VTC: l’intersyndicale demande à Uber une refonte d’ensemble des tarifs

PARIS, 10 mars 2017 (AFP) – Quatre organisations de chauffeurs de VTC ont adressé au service de réservation Uber une série de revendications tarifaires, dont une baisse de 5 points de sa commission et l’introduction d’un temps d’attente rémunéré, dans un courrier consulté vendredi par l’AFP.

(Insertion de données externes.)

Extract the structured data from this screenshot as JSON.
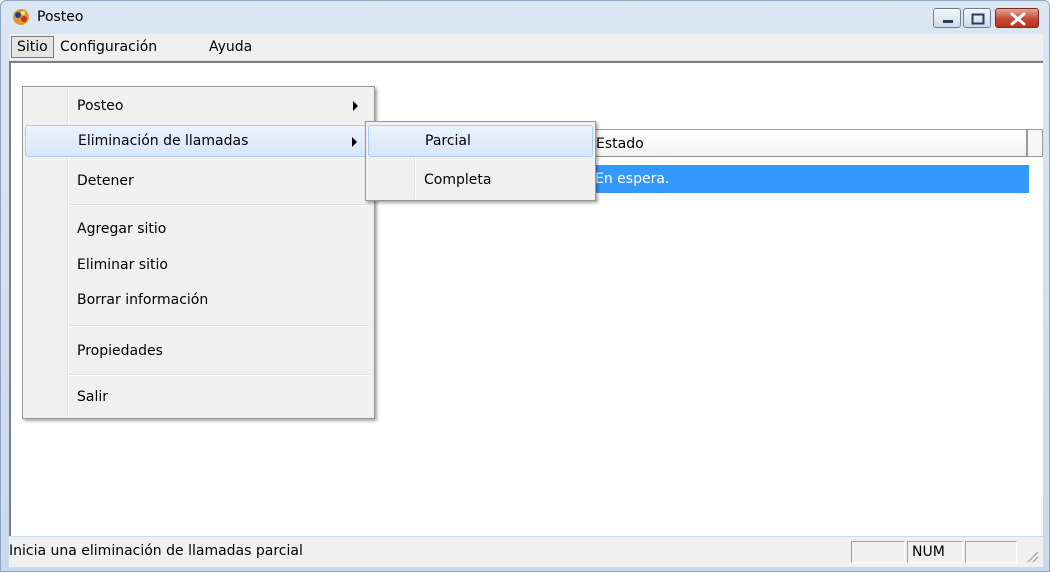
{
  "window": {
    "title": "Posteo",
    "icon": "app-icon",
    "buttons": [
      "minimize-icon",
      "maximize-icon",
      "close-icon"
    ]
  },
  "menubar": {
    "items": [
      "Sitio",
      "Configuración",
      "Ayuda"
    ],
    "active": "Sitio"
  },
  "sitio_menu": {
    "items": [
      {
        "label": "Posteo",
        "submenu": true
      },
      {
        "label": "Eliminación de llamadas",
        "submenu": true,
        "highlighted": true
      },
      {
        "label": "Detener"
      },
      {
        "separator": true
      },
      {
        "label": "Agregar sitio"
      },
      {
        "label": "Eliminar sitio"
      },
      {
        "label": "Borrar información"
      },
      {
        "separator": true
      },
      {
        "label": "Propiedades"
      },
      {
        "separator": true
      },
      {
        "label": "Salir"
      }
    ]
  },
  "submenu": {
    "items": [
      {
        "label": "Parcial",
        "highlighted": true
      },
      {
        "label": "Completa"
      }
    ]
  },
  "listview": {
    "columns": [
      "Estado"
    ],
    "rows": [
      {
        "estado": "En espera.",
        "selected": true
      }
    ]
  },
  "statusbar": {
    "text": "Inicia una eliminación de llamadas parcial",
    "indicators": [
      "",
      "NUM",
      ""
    ]
  },
  "colors": {
    "selection": "#3399ff",
    "menu_highlight": "#d8e6f8",
    "window_frame": "#c9d9ec"
  }
}
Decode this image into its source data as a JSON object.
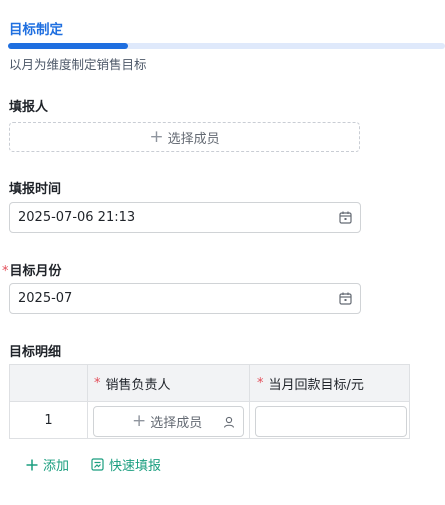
{
  "tab": {
    "title": "目标制定",
    "subtitle": "以月为维度制定销售目标"
  },
  "reporter": {
    "label": "填报人",
    "add_label": "选择成员"
  },
  "report_time": {
    "label": "填报时间",
    "value": "2025-07-06 21:13"
  },
  "target_month": {
    "label": "目标月份",
    "required_mark": "*",
    "value": "2025-07"
  },
  "details": {
    "label": "目标明细",
    "columns": [
      {
        "label": "销售负责人",
        "required_mark": "*"
      },
      {
        "label": "当月回款目标/元",
        "required_mark": "*"
      }
    ],
    "rows": [
      {
        "index": "1",
        "owner_placeholder": "选择成员",
        "target_value": ""
      }
    ]
  },
  "actions": {
    "add": "添加",
    "quick_fill": "快速填报"
  },
  "colors": {
    "accent": "#1f6fe0",
    "action": "#1a9e7f",
    "required": "#e34d59"
  },
  "icons": [
    "plus-icon",
    "calendar-icon",
    "person-icon",
    "quick-fill-icon"
  ]
}
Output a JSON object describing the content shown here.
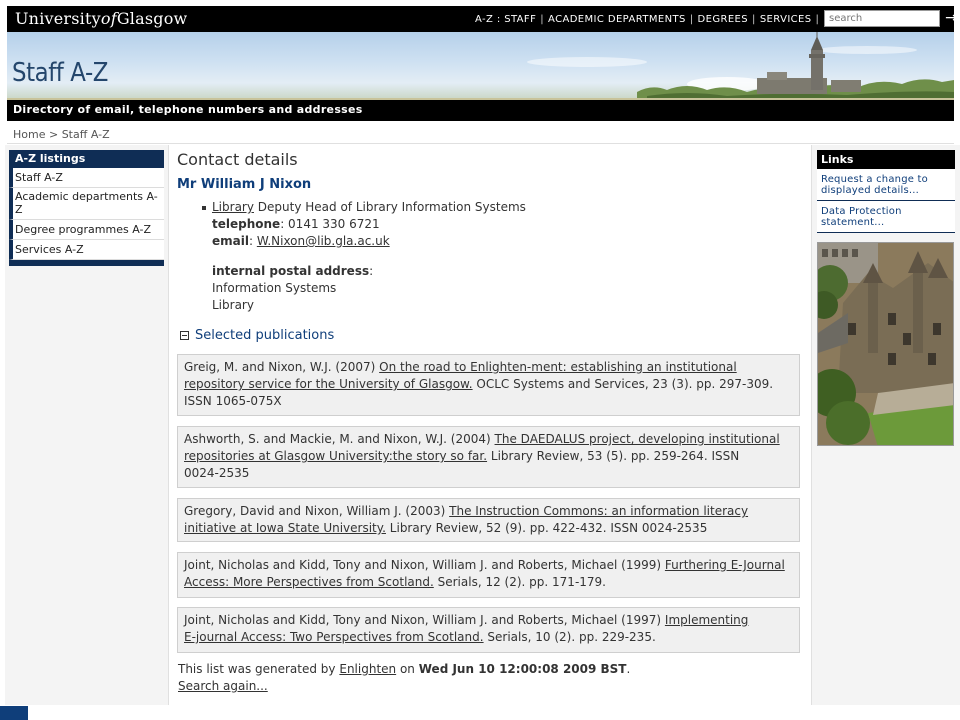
{
  "header": {
    "logo_prefix": "University",
    "logo_of": "of",
    "logo_suffix": "Glasgow",
    "nav": [
      {
        "label": "A-Z : STAFF"
      },
      {
        "label": "ACADEMIC DEPARTMENTS"
      },
      {
        "label": "DEGREES"
      },
      {
        "label": "SERVICES"
      }
    ],
    "search_placeholder": "search",
    "search_go_icon": "arrow-right-icon"
  },
  "banner": {
    "title": "Staff A-Z",
    "tagline": "Directory of email, telephone numbers and addresses"
  },
  "breadcrumb": {
    "home": "Home",
    "separator": ">",
    "current": "Staff A-Z"
  },
  "left_sidebar": {
    "heading": "A-Z listings",
    "items": [
      {
        "label": "Staff A-Z"
      },
      {
        "label": "Academic departments A-Z"
      },
      {
        "label": "Degree programmes A-Z"
      },
      {
        "label": "Services A-Z"
      }
    ]
  },
  "contact": {
    "heading": "Contact details",
    "name": "Mr William J Nixon",
    "department_link": "Library",
    "role": "Deputy Head of Library Information Systems",
    "telephone_label": "telephone",
    "telephone": "0141 330 6721",
    "email_label": "email",
    "email": "W.Nixon@lib.gla.ac.uk",
    "postal_label": "internal postal address",
    "postal_lines": [
      "Information Systems",
      "Library"
    ]
  },
  "publications": {
    "heading": "Selected publications",
    "items": [
      {
        "authors": "Greig, M. and Nixon, W.J. (2007)",
        "title_line1": "On the road to Enlighten-ment: establishing an institutional",
        "title_line2": "repository service for the University of Glasgow.",
        "rest_line2": "OCLC Systems and Services, 23 (3). pp. 297-309.",
        "line3": "ISSN 1065-075X"
      },
      {
        "authors": "Ashworth, S. and Mackie, M. and Nixon, W.J. (2004)",
        "title_line1": "The DAEDALUS project, developing institutional",
        "title_line2": "repositories at Glasgow University:the story so far.",
        "rest_line2": "Library Review, 53 (5). pp. 259-264. ISSN",
        "line3": "0024-2535"
      },
      {
        "authors": "Gregory, David and Nixon, William J. (2003)",
        "title_line1": "The Instruction Commons: an information literacy",
        "title_line2": "initiative at Iowa State University.",
        "rest_line2": "Library Review, 52 (9). pp. 422-432. ISSN 0024-2535",
        "line3": ""
      },
      {
        "authors": "Joint, Nicholas and Kidd, Tony and Nixon, William J. and Roberts, Michael (1999)",
        "title_line1": "Furthering E-Journal",
        "title_line2": "Access: More Perspectives from Scotland.",
        "rest_line2": "Serials, 12 (2). pp. 171-179.",
        "line3": ""
      },
      {
        "authors": "Joint, Nicholas and Kidd, Tony and Nixon, William J. and Roberts, Michael (1997)",
        "title_line1": "Implementing",
        "title_line2": "E-journal Access: Two Perspectives from Scotland.",
        "rest_line2": "Serials, 10 (2). pp. 229-235.",
        "line3": ""
      }
    ],
    "generated_prefix": "This list was generated by",
    "generated_link": "Enlighten",
    "generated_on": "on",
    "generated_date": "Wed Jun 10 12:00:08 2009 BST",
    "generated_suffix": ".",
    "search_again": "Search again..."
  },
  "right_sidebar": {
    "heading": "Links",
    "items": [
      {
        "line1": "Request a change to",
        "line2": "displayed details..."
      },
      {
        "line1": "Data Protection",
        "line2": "statement..."
      }
    ]
  },
  "colors": {
    "navy": "#0f2d55",
    "link_blue": "#0f3e7a",
    "black_bar": "#000000"
  }
}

En amont de la première séance de discussion sur les tarifs prévue le 15 mars entre les représentants de Voitures de transport avec chauffeur (VTC) et le leader des plateformes, l’intersyndicale (CFDT, Capa-VTC, Actif-VTC, UDCF) a envoyé jeudi ses « propositions ».

Pour l’offre Uber X (service classique), elle réclame le retour à une commission de 20% (au lieu de 25%) et un minimum de course à 8 euros (contre 6 euros), comme le demandaient ces derniers mois plusieurs organisations.

Les organisations s’accordent également sur un relèvement du prix au kilomètre parcouru (1,43 euros minimum contre 1,05 à Paris), de la minute (0,45 au lieu de 0,3) et une prise en charge de 2,40 euros facturée à partir du moment où le client est assis (contre 1,20 à Paris).

Elles demandent également la mise en place d’une tarification du « temps d’attente client », au taux de 0,75 euro par minute à partir de la deuxième minute de retard.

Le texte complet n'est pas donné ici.